We are not our minds.  We don’t actually know what we are.  If we use our conscious mind in a fight we will probably lock up or freeze.  But that remains an interesting debate.  When  faced with an opponent who we believe intends to do us harm, what happens to our will?  It seems that intent also has a great potential to get in the way of our ability to respond.  We talk about intent in internal martial arts a lot.  I argue, following Wang Xiangzhai, that if an opponent's intent comes to a point or to a line or a curve, he will be easy to control.  Only if my intent is spherical can I really hope to reliably defeat a larger opponent who is trying to hurt me.

No shortage of irony here.

From reviewing the scientific experiments in this book,  I find evidence of an active awareness underneath our conscious will.  Freud pointed to the Id, a primal self.  In Daoist cosmology we refer to a qi body which can act very freely and spontaneously.  In observing that this qi body coincides with a person, we could brake all protocol and just call it Laozi, an old baby, (lao=old, zi=baby).  This Laozi doesn’t have it’s own stop button.  Without the conscious will to inhibit it, it would do silly things like walk off of cliffs or try to squeeze through keyholes.  The qi body is both the source and the ingredient of inspiration, but it is not at all articulate.  It doesn’t have preferences or opinions or hidden agendas because it has no memory.  All memory belongs to the realm of jing, not qi.  All inhibition comes from trying to use the mind to control the composite body-structure-memory.

svengali_copyThus, if we want our jing, our structure body, to be free, it must follow the qi; but if the qi leads, our fighting techniques will stagnate at the developmental level of a 2 year old.  So, we say, the spirits (shen) must lead the qi.  What are the spirits?  Perhaps they are a blend of our imagination and the kinesthetic experience of our environment, without the conscious will?

This is a great book.  It isn’t easy to read, but hardly anything I recommend is.  Terry Kleeman recommended this book when I met with him at the food court under Ikea in Taipei.  I was presenting my theory of Baguazhang’s original connections to Daoist ritual, describing how bagua can be organized around different trance states.  He was very friendly and skeptical, pointing out as so many others have, that perceiving Taiwanese rituals in terms of trance is a Western intellectual construction.  On the other hand he said that his Daoist priest informants consider their martial arts prowess to contribute to their ritual efficacy and potency.
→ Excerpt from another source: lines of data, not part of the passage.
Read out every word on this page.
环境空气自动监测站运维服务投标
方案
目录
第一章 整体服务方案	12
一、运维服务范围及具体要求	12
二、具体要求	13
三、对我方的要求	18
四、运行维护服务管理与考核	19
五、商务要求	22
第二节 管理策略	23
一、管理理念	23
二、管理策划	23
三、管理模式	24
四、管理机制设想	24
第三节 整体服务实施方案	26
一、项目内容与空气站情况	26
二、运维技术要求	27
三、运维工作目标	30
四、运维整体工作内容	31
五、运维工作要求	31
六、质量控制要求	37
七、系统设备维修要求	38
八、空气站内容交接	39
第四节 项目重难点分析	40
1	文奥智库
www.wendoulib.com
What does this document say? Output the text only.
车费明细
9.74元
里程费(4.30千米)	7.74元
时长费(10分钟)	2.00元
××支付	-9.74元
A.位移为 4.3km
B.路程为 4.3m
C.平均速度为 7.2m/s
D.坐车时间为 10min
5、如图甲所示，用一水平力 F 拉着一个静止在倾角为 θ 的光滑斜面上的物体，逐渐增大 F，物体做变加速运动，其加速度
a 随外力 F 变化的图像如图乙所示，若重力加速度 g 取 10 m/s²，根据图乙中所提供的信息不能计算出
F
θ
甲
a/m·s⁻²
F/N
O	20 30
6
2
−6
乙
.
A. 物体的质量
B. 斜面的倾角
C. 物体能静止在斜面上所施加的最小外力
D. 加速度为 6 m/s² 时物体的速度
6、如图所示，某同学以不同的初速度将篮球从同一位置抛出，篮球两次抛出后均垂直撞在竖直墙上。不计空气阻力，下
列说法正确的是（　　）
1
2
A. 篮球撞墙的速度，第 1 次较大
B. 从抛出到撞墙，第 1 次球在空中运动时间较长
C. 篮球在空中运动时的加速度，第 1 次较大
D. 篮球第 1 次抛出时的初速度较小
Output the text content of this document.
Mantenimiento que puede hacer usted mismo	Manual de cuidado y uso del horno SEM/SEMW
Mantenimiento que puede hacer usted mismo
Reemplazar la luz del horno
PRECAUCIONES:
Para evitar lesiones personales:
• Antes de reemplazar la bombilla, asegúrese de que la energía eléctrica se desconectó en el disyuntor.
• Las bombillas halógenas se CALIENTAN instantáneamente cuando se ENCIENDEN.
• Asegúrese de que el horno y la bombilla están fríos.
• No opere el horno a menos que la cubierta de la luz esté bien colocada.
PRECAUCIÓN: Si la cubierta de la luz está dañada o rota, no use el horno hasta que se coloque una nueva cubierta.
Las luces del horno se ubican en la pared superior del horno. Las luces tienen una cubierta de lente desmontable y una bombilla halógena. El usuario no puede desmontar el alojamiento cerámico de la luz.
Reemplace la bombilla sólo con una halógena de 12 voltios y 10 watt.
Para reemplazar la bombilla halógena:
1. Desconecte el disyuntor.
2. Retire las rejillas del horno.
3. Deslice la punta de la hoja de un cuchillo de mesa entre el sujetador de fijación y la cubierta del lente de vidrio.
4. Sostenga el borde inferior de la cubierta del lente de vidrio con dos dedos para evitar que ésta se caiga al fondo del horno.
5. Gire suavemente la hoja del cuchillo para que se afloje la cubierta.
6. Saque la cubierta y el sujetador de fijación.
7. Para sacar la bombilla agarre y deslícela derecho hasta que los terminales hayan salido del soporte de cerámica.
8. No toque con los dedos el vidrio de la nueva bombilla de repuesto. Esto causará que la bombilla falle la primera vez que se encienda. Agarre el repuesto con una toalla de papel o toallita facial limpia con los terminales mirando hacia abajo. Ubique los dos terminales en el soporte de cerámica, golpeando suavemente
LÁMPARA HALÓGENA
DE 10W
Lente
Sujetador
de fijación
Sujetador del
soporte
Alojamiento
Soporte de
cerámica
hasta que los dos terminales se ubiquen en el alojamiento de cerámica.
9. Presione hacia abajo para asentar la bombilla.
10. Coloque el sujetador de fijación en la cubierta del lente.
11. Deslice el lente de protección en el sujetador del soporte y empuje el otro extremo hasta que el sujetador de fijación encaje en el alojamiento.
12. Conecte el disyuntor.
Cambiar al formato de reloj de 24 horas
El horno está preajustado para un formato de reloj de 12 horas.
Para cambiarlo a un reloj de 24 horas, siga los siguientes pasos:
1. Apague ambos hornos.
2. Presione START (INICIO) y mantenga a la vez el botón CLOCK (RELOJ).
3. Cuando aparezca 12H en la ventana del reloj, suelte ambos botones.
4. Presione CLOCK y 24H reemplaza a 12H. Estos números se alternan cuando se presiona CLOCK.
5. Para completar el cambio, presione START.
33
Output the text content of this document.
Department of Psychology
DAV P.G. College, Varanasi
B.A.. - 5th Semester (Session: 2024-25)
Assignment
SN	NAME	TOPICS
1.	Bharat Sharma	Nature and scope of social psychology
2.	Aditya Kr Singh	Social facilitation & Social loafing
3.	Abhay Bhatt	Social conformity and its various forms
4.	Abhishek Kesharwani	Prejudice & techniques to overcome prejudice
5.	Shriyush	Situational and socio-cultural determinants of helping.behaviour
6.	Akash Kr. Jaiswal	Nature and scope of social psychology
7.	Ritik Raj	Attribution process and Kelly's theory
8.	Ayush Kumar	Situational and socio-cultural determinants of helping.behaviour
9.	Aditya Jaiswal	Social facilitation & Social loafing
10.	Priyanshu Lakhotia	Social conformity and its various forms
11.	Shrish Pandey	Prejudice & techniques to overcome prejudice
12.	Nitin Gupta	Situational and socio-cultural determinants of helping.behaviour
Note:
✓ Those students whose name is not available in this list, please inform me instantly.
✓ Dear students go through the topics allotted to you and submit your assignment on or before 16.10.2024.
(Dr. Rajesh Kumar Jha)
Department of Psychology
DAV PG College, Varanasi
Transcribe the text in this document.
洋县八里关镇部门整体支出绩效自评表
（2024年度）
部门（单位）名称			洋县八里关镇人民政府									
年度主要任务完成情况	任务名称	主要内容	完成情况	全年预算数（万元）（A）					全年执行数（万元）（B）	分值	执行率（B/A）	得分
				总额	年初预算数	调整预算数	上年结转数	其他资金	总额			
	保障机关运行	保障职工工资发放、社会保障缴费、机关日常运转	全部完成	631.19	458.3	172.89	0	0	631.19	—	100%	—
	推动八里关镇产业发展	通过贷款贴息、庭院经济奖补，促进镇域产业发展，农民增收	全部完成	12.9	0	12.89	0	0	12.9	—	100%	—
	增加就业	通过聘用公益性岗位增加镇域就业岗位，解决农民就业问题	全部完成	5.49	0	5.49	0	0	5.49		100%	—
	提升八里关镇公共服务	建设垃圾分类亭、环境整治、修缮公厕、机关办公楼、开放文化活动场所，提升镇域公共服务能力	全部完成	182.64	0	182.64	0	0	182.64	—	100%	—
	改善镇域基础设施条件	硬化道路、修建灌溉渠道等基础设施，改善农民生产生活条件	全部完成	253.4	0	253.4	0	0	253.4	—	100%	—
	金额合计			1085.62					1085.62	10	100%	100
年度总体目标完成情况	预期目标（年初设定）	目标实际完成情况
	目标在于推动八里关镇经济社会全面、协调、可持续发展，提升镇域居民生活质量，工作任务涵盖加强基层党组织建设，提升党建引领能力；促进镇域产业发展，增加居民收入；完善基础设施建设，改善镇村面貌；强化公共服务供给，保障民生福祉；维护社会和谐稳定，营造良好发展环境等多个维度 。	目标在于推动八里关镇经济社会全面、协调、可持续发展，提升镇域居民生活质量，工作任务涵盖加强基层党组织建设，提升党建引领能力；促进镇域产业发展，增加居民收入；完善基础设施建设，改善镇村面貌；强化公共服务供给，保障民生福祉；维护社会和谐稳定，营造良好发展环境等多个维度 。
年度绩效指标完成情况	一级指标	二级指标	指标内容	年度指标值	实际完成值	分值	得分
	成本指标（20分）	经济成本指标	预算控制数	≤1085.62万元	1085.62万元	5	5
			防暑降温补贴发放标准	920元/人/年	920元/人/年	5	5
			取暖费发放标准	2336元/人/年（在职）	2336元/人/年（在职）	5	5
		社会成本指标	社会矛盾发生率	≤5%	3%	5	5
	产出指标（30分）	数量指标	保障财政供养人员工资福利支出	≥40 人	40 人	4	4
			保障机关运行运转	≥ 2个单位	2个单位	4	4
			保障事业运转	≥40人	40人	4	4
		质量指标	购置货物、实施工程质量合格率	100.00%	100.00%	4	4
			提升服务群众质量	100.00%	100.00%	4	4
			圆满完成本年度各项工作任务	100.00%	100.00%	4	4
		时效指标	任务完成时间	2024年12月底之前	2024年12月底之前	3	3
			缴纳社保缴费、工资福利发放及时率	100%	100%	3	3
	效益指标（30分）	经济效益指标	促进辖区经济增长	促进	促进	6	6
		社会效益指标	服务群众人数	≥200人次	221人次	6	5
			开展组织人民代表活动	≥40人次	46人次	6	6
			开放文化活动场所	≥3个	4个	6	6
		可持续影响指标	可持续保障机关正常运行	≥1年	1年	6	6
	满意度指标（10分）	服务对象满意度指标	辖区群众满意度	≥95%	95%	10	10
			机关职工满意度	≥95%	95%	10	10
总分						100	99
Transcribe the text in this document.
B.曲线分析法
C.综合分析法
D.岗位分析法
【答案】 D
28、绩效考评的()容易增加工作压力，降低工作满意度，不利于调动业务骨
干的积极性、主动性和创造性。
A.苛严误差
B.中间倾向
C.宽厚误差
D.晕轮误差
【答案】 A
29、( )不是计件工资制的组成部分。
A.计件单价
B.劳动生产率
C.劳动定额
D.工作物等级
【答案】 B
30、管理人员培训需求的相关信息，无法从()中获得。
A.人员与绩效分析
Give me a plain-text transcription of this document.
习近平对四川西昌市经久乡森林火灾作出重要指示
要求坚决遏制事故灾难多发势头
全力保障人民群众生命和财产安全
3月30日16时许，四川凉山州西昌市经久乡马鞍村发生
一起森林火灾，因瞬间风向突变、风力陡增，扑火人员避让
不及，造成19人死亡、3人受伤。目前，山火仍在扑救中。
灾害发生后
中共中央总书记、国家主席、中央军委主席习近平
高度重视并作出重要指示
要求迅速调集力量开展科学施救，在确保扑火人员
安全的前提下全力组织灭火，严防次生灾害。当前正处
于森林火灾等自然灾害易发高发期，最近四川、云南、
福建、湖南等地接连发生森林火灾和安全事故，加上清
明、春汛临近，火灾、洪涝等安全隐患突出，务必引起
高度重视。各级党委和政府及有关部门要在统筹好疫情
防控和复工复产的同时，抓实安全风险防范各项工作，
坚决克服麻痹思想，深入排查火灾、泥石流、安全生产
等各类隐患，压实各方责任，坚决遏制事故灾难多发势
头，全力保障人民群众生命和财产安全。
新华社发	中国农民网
But back to the book.  It is a really good Eastern-Western bridge to understanding why Internal Martial artists talk about experiencing shen (spirit) outside of the body.  It also threw me into a spiral of self-doubt.  I started asking a lot of, “Am I fooling myself?” type questions.  Am I hypnotizing myself? Am I hypnotizing my students?”  For this reason alone I would recommend it.  I decided that the possibility that I am fooling myself or my students is high.  Not all the time, but certainly sometimes.  And that’s not always bad either, but ignoring it is a recipe for disaster.  I’ve started catching myself in the act of self-hypnosis.

For instance, I was teaching push-hands the other day and I stopped myself from striking a student who was making the mistake of forcing my hand into his head. This is a flaw in my teaching even if I stop and explain it to the student because the student probably won’t learn from his mistake unless he gets hit.  But even worse, it’s a bad habit because I’m training myself to not hit in certain situations.  So whether in the dojo or the cafe, beware of nice people! Only princes, psychiatrists and con-artists are charming!  The next time he made that mistake I clocked him.

Now that I’ve done all this writing, by tricking my conscious will out of the way, I’m going to re-establish control, good-bye.